Après vous avoir parlé récemment d’Internet et du jeu vidéo, LundiCarotte survole en ce lundi le monde du cloud gaming ! Il est souvent décrit comme le futur du jeu vidéo. Pourquoi le présente-t-on comme tel ? Petite étude de ce nouveau phénomène.

Sur un nuage magique

Le 25 mai 2020
Après vous avoir parlé récemment d’Internet et du jeu vidéo, LundiCarotte survole en ce lundi le monde du cloud gaming ! Il est souvent décrit comme le futur du jeu vidéo. Pourquoi le présente-t-on comme tel ? Petite étude de ce nouveau phénomène.
Vignette de l'article Sur un nuage magique

Alors avant tout, quèsaco ?

Le cloud gaming, en français “jeu à la demande” ou encore “jeu en nuage”, permet de jouer aux jeux vidéo à distance sans les posséder sur sa propre machine, en utilisant des services tels que Google Stadia ou Shadow. Le joueur paie pour cela un abonnement mensuel ou annuel.
Il est important de ne pas confondre les différents termes. Le “cloud” désigne l'accès à des services informatiques via Internet, comprenant le stockage de données et leur exploitation sur des serveurs informatiques à distance, comme sur Google Drive ou Microsoft One Drive. Le “jeu en ligne”, lui, a pour but de jouer avec un partenaire ou un inconnu pouvant se situer à des milliers de kilomètres, et n’est donc pas la même chose que le cloud gaming. Pour pouvoir y accéder à distance, les "jeux à la demande" fonctionnent par le biais de serveurs situés dans des data centers, qui les exécutent en se chargeant de fournir la puissance nécessaire à la place de votre propre console ou ordinateur. On peut donc mettre son jeu en pause sur le PC et continuer sur sa console de salon. Les serveurs renvoient les images directement sur l’écran, en “streaming” (comme Youtube).

Retour vers le futur

Maintenant que les présentations sont faites, embarquez avec nous dans la DeLorean pour une petite revue historique de cette nouvelle tendance, c’est parti ! Le concept de cloud gaming est né dans les années 2000 lors d’une présentation au salon du jeu vidéo l’E3. C’est aussi en 2000 que la start-up G-Cluster arrive grâce au Wi-Fi à lancer pour la première fois un jeu sans même l’avoir installé - une vraie révolution à l’époque. En 2010, la solution OnLive Game system est commercialisée et rendue accessible sur smartphone, PC, tablette et télés connectées. En 2015, trois grandes entreprises se lancent dans le cloud gaming : Nvidia, Sony et Blade.

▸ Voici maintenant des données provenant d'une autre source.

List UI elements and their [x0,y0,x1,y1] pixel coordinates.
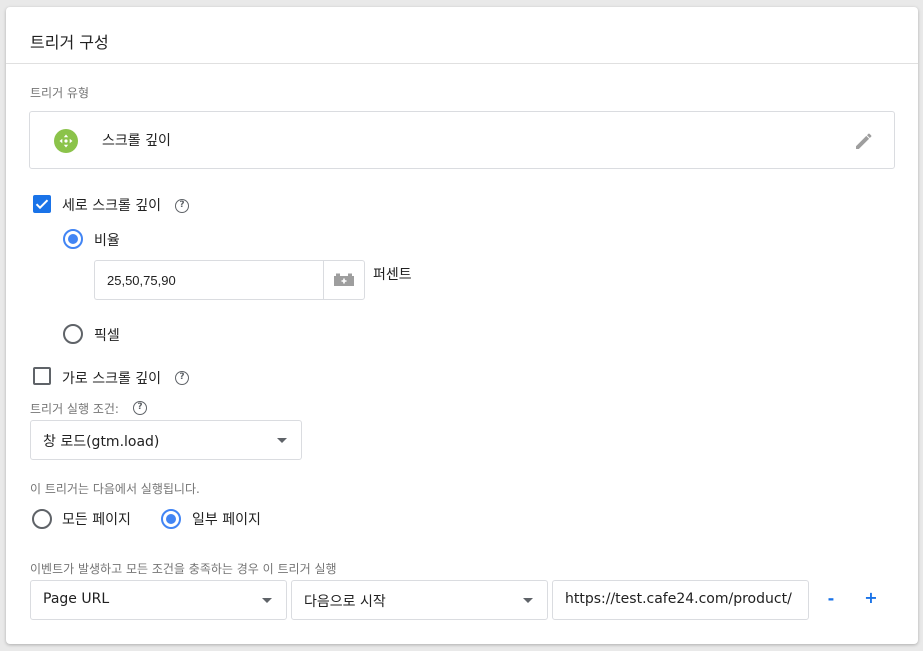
insert-variable-button[interactable] [323,260,365,300]
horizontal-scroll-label: 가로 스크롤 깊이 [62,371,162,387]
condition-operator-select[interactable]: 다음으로 시작 [291,580,548,620]
some-pages-label: 일부 페이지 [192,512,261,528]
condition-operator-selected: 다음으로 시작 [304,594,386,610]
condition-variable-selected: Page URL [43,591,110,607]
fire-on-label: 트리거 실행 조건: [30,402,119,416]
dropdown-caret-icon [277,438,287,443]
help-icon[interactable]: ? [175,199,189,213]
some-pages-radio[interactable] [161,509,181,529]
vertical-scroll-label: 세로 스크롤 깊이 [62,198,162,214]
condition-variable-select[interactable]: Page URL [30,580,287,620]
add-condition-button[interactable]: + [861,588,881,607]
scroll-move-icon [54,129,78,153]
page-title: 트리거 구성 [30,33,109,52]
fire-on-select[interactable]: 창 로드(gtm.load) [30,420,302,460]
remove-condition-button[interactable]: - [821,589,841,608]
percent-radio-label: 비율 [94,233,120,249]
condition-value-text: https://test.cafe24.com/product/ [565,591,792,607]
horizontal-scroll-checkbox[interactable] [33,367,51,385]
help-icon[interactable]: ? [175,371,189,385]
trigger-config-card: 트리거 구성 트리거 유형 스크롤 깊이 세로 스크롤 깊이 ? 비율 25,5… [6,7,918,644]
trigger-type-label: 트리거 유형 [30,86,90,100]
percent-radio[interactable] [63,229,83,249]
fire-on-selected: 창 로드(gtm.load) [43,434,160,450]
check-icon [35,199,49,210]
condition-label: 이벤트가 발생하고 모든 조건을 충족하는 경우 이 트리거 실행 [30,562,337,576]
pixel-radio[interactable] [63,324,83,344]
dropdown-caret-icon [523,598,533,603]
all-pages-label: 모든 페이지 [62,512,131,528]
condition-value-input[interactable]: https://test.cafe24.com/product/ [552,580,809,620]
trigger-type-name: 스크롤 깊이 [102,133,171,149]
scope-label: 이 트리거는 다음에서 실행됩니다. [30,482,200,496]
percent-value-input[interactable] [94,260,324,300]
variable-brick-icon [334,273,354,286]
pencil-edit-icon[interactable] [852,129,876,153]
vertical-scroll-checkbox[interactable] [33,195,51,213]
all-pages-radio[interactable] [32,509,52,529]
header-divider [6,63,918,64]
trigger-type-selector[interactable]: 스크롤 깊이 [29,111,895,169]
dropdown-caret-icon [262,598,272,603]
percent-unit-label: 퍼센트 [373,267,412,283]
pixel-radio-label: 픽셀 [94,328,120,344]
help-icon[interactable]: ? [133,401,147,415]
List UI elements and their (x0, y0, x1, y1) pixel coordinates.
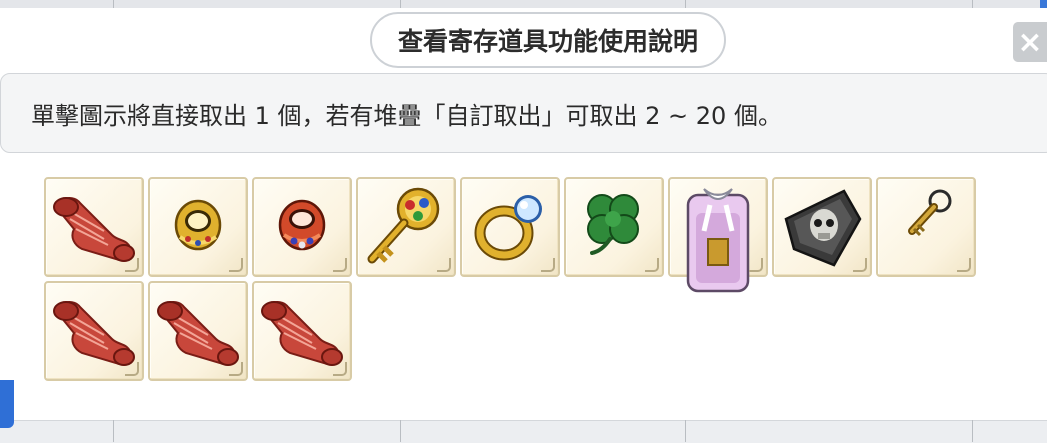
background-bottom-strip (0, 420, 1047, 443)
scroll-icon (53, 301, 135, 366)
clover-icon (587, 194, 639, 255)
background-divider (113, 420, 114, 442)
item-slot[interactable] (356, 177, 456, 277)
item-slot[interactable] (148, 177, 248, 277)
background-divider (400, 420, 401, 442)
background-divider (400, 0, 401, 8)
background-divider (685, 0, 686, 8)
background-divider (972, 0, 973, 8)
item-slot[interactable] (876, 177, 976, 277)
jeweled-key-icon (367, 187, 440, 264)
info-message: 單擊圖示將直接取出 1 個，若有堆疊「自訂取出」可取出 2 ~ 20 個。 (0, 73, 1047, 153)
red-ring-icon (278, 199, 326, 251)
item-slot[interactable] (44, 281, 144, 381)
scroll-icon (261, 301, 343, 366)
help-button[interactable]: 查看寄存道具功能使用說明 (370, 12, 726, 68)
diamond-ring-icon (474, 195, 542, 261)
item-slot[interactable] (772, 177, 872, 277)
background-top-strip (0, 0, 1047, 8)
close-button[interactable]: × (1013, 22, 1047, 62)
skull-shield-icon (784, 189, 862, 267)
item-slot[interactable] (44, 177, 144, 277)
scroll-icon (53, 197, 135, 262)
info-text: 單擊圖示將直接取出 1 個，若有堆疊「自訂取出」可取出 2 ~ 20 個。 (31, 101, 782, 130)
close-icon: × (1017, 24, 1043, 60)
item-slot[interactable] (564, 177, 664, 277)
background-marker (1040, 0, 1047, 8)
small-key-icon (908, 189, 952, 237)
background-marker (0, 380, 14, 428)
charm-tag-icon (686, 188, 750, 293)
scroll-icon (157, 301, 239, 366)
item-slot[interactable] (668, 177, 768, 293)
item-slot[interactable] (252, 281, 352, 381)
item-slot[interactable] (460, 177, 560, 277)
background-divider (972, 420, 973, 442)
background-divider (113, 0, 114, 8)
item-slot[interactable] (148, 281, 248, 381)
background-divider (685, 420, 686, 442)
item-slot[interactable] (252, 177, 352, 277)
gold-ring-icon (174, 199, 222, 251)
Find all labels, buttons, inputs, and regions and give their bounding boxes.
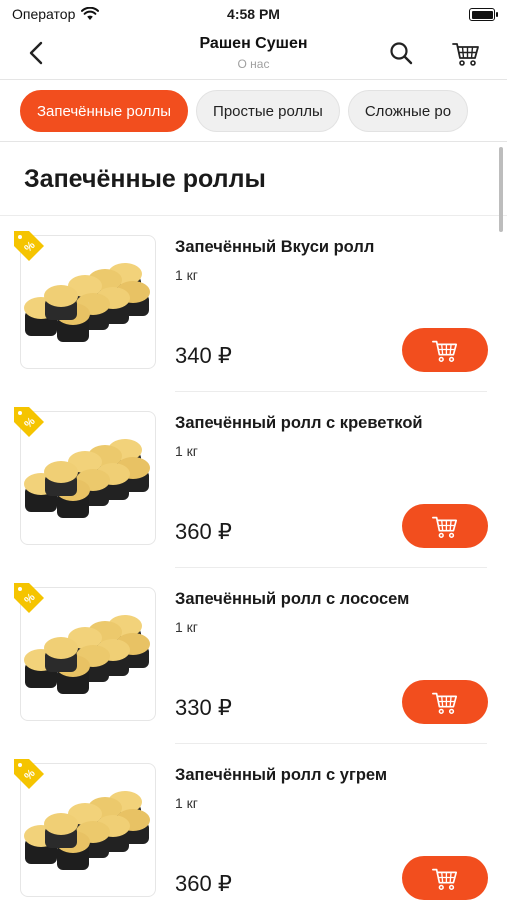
section-title: Запечённые роллы — [24, 165, 266, 193]
back-button[interactable] — [22, 38, 52, 68]
nav-title: Рашен Сушен — [199, 35, 308, 52]
product-price: 360 ₽ — [175, 871, 232, 896]
tab-simple-rolls[interactable]: Простые роллы — [196, 90, 340, 132]
cart-icon — [432, 516, 458, 538]
percent-tag-icon: % — [14, 759, 44, 789]
product-price: 330 ₽ — [175, 695, 232, 720]
battery-icon — [469, 8, 498, 21]
product-name[interactable]: Запечённый ролл с лососем — [175, 590, 409, 609]
percent-tag-icon: % — [14, 407, 44, 437]
chevron-left-icon — [29, 41, 43, 65]
product-price: 360 ₽ — [175, 519, 232, 544]
product-card[interactable]: % Запечённый ролл с лососем 1 кг 330 ₽ — [0, 568, 507, 744]
cart-icon — [432, 692, 458, 714]
cart-icon — [432, 868, 458, 890]
product-weight: 1 кг — [175, 443, 198, 459]
nav-bar: Рашен Сушен О нас — [0, 30, 507, 80]
product-weight: 1 кг — [175, 267, 198, 283]
product-price: 340 ₽ — [175, 343, 232, 368]
product-card[interactable]: % Запечённый ролл с креветкой 1 кг 360 ₽ — [0, 392, 507, 568]
status-bar: Оператор 4:58 PM — [0, 0, 507, 30]
percent-tag-icon: % — [14, 583, 44, 613]
add-to-cart-button[interactable] — [402, 856, 488, 900]
about-link[interactable]: О нас — [100, 56, 407, 72]
category-tabs-track[interactable]: Запечённые роллы Простые роллы Сложные р… — [20, 90, 469, 132]
tab-complex-rolls[interactable]: Сложные ро — [347, 90, 469, 132]
add-to-cart-button[interactable] — [402, 680, 488, 724]
product-weight: 1 кг — [175, 619, 198, 635]
product-name[interactable]: Запечённый Вкуси ролл — [175, 238, 374, 257]
status-time: 4:58 PM — [227, 6, 280, 22]
nav-title-group: Рашен Сушен О нас — [100, 34, 407, 72]
tab-baked-rolls[interactable]: Запечённые роллы — [20, 90, 189, 132]
category-tabs: Запечённые роллы Простые роллы Сложные р… — [0, 80, 507, 142]
cart-icon — [432, 340, 458, 362]
add-to-cart-button[interactable] — [402, 504, 488, 548]
cart-button[interactable] — [450, 37, 482, 69]
product-name[interactable]: Запечённый ролл с креветкой — [175, 414, 423, 433]
product-weight: 1 кг — [175, 795, 198, 811]
search-icon — [390, 42, 413, 65]
product-card[interactable]: % Запечённый ролл с угрем 1 кг 360 ₽ — [0, 744, 507, 900]
cart-icon — [452, 43, 479, 66]
product-list: % Запечённый Вкуси ролл 1 кг 340 ₽ % Зап… — [0, 216, 507, 900]
product-name[interactable]: Запечённый ролл с угрем — [175, 766, 387, 785]
add-to-cart-button[interactable] — [402, 328, 488, 372]
percent-tag-icon: % — [14, 231, 44, 261]
product-card[interactable]: % Запечённый Вкуси ролл 1 кг 340 ₽ — [0, 216, 507, 392]
search-button[interactable] — [386, 38, 416, 68]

Quel avantage cela a-t-il ?

Du point de vue du consommateur, en l’occurrence du joueur, cette pratique peut être intéressante financièrement. Sachant que le prix moyen d’un jeu vidéo “en boîte” est de 45 euros (PDF, 2018) et que l’abonnement au cloud gaming revient en moyenne à 10 euros par mois, quelqu’un qui achète au moins trois gros nouveaux jeux par an y trouvera son profit. La nouvelle pratique permet surtout de tester une pléthore de jeux sans avoir à les acheter là où, avant, il fallait réfléchir avant chaque nouvel achat.
« Le cloud gaming permet de tester les jeux vidéo sans avoir à les acheter là où, avant, il fallait réfléchir avant chaque nouvel achat. »
Autre avantage pour le porte-monnaie : il n'est plus nécessaire de s’acheter les dernières consoles ou le dernier équipement informatique (carte graphique ou carte mère), étant donné que le programme tourne sur une 'console' à distance. Pour cette raison aussi, en termes d'expérience, le cloud gaming promet de faire fonctionner les nouveautés sans ralentissement, surchauffe ou autres désagréments. Une connexion Internet haut débit pouvant supporter la bande passante de l’hébergeur, rapide et stable comme la fibre, est cependant nécessaire. Sans câblage de qualité, les problèmes de latence agaceront le joueur averti, du fait des modes de jeux multijoueurs et compétitifs qui réclament une haute réactivité. La qualité de l’image pâtit d’une faible connectivité, car le serveur compresse les images avant de les envoyer au joueur. Situés dans les data centers, il faut beaucoup de ces serveurs pour faire fonctionner correctement les “jeux en nuage”.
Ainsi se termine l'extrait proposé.